L’orateur dit qu’il a été témoin des ruelles et des rues les plus déprimantes de la ville lorsqu’il se promène seul la nuit. Il n’est pas clair pourquoi l’orateur pense que les ruelles sont tristes, il se peut qu’elles lui rappellent tout ce dont il est mécontent, ou que ces rues particulières abritent les plus pauvres des pauvres de cette ville, ou même qu’elles soient inhabitées. Quelle qu’en soit la raison, ces ruelles de la ville lui donnent un sentiment de désolation.

J’ai croisé le veilleur de nuit dans son secteur.

Lorsque l’orateur se promène par une nuit sombre et solitaire, il a souvent rencontré le gardien, qui peut être un garde ou un policier, lors de ses rondes. Se promener en ville la nuit est normal pour le gardien, qui ne fait que son travail, et il est possible qu’il se méfie d’un homme seul qui se promène dans la rue.

Et j’ai baissé les yeux, ne voulant pas m’expliquer.

Alors même qu’il passait devant le gardien, l’orateur n’a pas croisé son regard et n’a eu aucune interaction avec lui. Il peut y avoir plusieurs raisons à l’absence de contact entre les deux – l’orateur est trop perdu dans ses propres pensées déprimantes pour vouloir s’arrêter et expliquer au gardien ses raisons d’être dehors si tard le soir, ou le gardien est simplement inaccessible et méfiant envers la figure désolante, ou l’orateur veut simplement être laissé seul. Il ne veut pas s’expliquer, ni parler à quelqu’un de ce qu’il traverse.

Je me suis arrêté et j’ai arrêté le bruit des pieds

Lors des nuits ennuyeuses et solitaires, l’orateur s’est arrêté en marchant. Cette ligne montre clairement à quel point la nuit est sombre et solitaire, car l’orateur marche dans le silence total, et le seul bruit qu’il entend est celui de ses pieds lorsqu’il marche dans la rue. L’orateur s’est soudain arrêté de marcher pour une raison quelconque, et le bruit de ses pieds, qui était son seul compagnon, l’a maintenant abandonné lui aussi.

Au loin, un cri interrompu s’éleva sur les maisons d’une autre rue.

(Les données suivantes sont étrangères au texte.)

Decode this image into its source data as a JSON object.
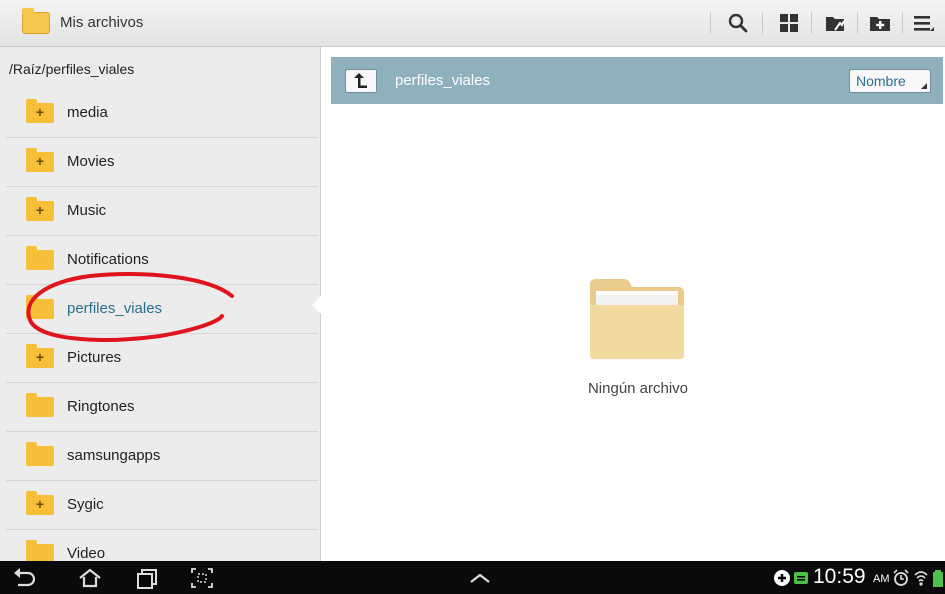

Ces lignes nous disent pourquoi l’orateur s’est soudainement arrêté de marcher. D’une autre rue, il entendit un cri, ou peut-être un cri, qui était déformé à cause de la distance. Ce cri n’avait rien à voir avec lui, et pourtant, il se demande qui pleurerait comme ça par une nuit terriblement triste comme celle-ci, et pourquoi.

Mais pas pour me rappeler ou me dire au revoir ;

Le conférencier a été déçu lorsqu’il s’est rendu compte que le cri n’était pas pour lui, même s’il le souhaitait. L’orateur aurait souhaité que le cri puisse être celui d’une personne qui l’appelait pour qu’il revienne à la maison, ou celui d’une personne qui l’appelait pour lui dire au revoir jusqu’à ce qu’il se rencontre à nouveau. Cependant, c’était juste un cri aléatoire d’une personne au hasard dans la ville, et il s’est rendu compte qu’il n’avait personne qui se souciait assez pour lui demander de ne pas être dehors par une nuit comme celle-ci.

Et plus loin encore, à une hauteur surnaturelle, une horloge lumineuse contre le ciel

Le fait qu’il n’y avait personne qui criait pour lui a rendu l’orateur encore plus triste. Il lève les yeux vers une  » hauteur surnaturelle « , c’est-à-dire très haut dans le ciel, où la lune brille de tous ses feux, guidant le chemin. L’horloge lumineuse du poème est en fait la lune elle-même, et puisque l’orateur connaît la nuit, il essaie peut-être de comprendre l’heure en regardant la lune. L’orateur a le sentiment que la lune est trop loin, soulignant encore une fois la solitude qu’il ressent, ainsi qu’un manque de connexion avec qui que ce soit.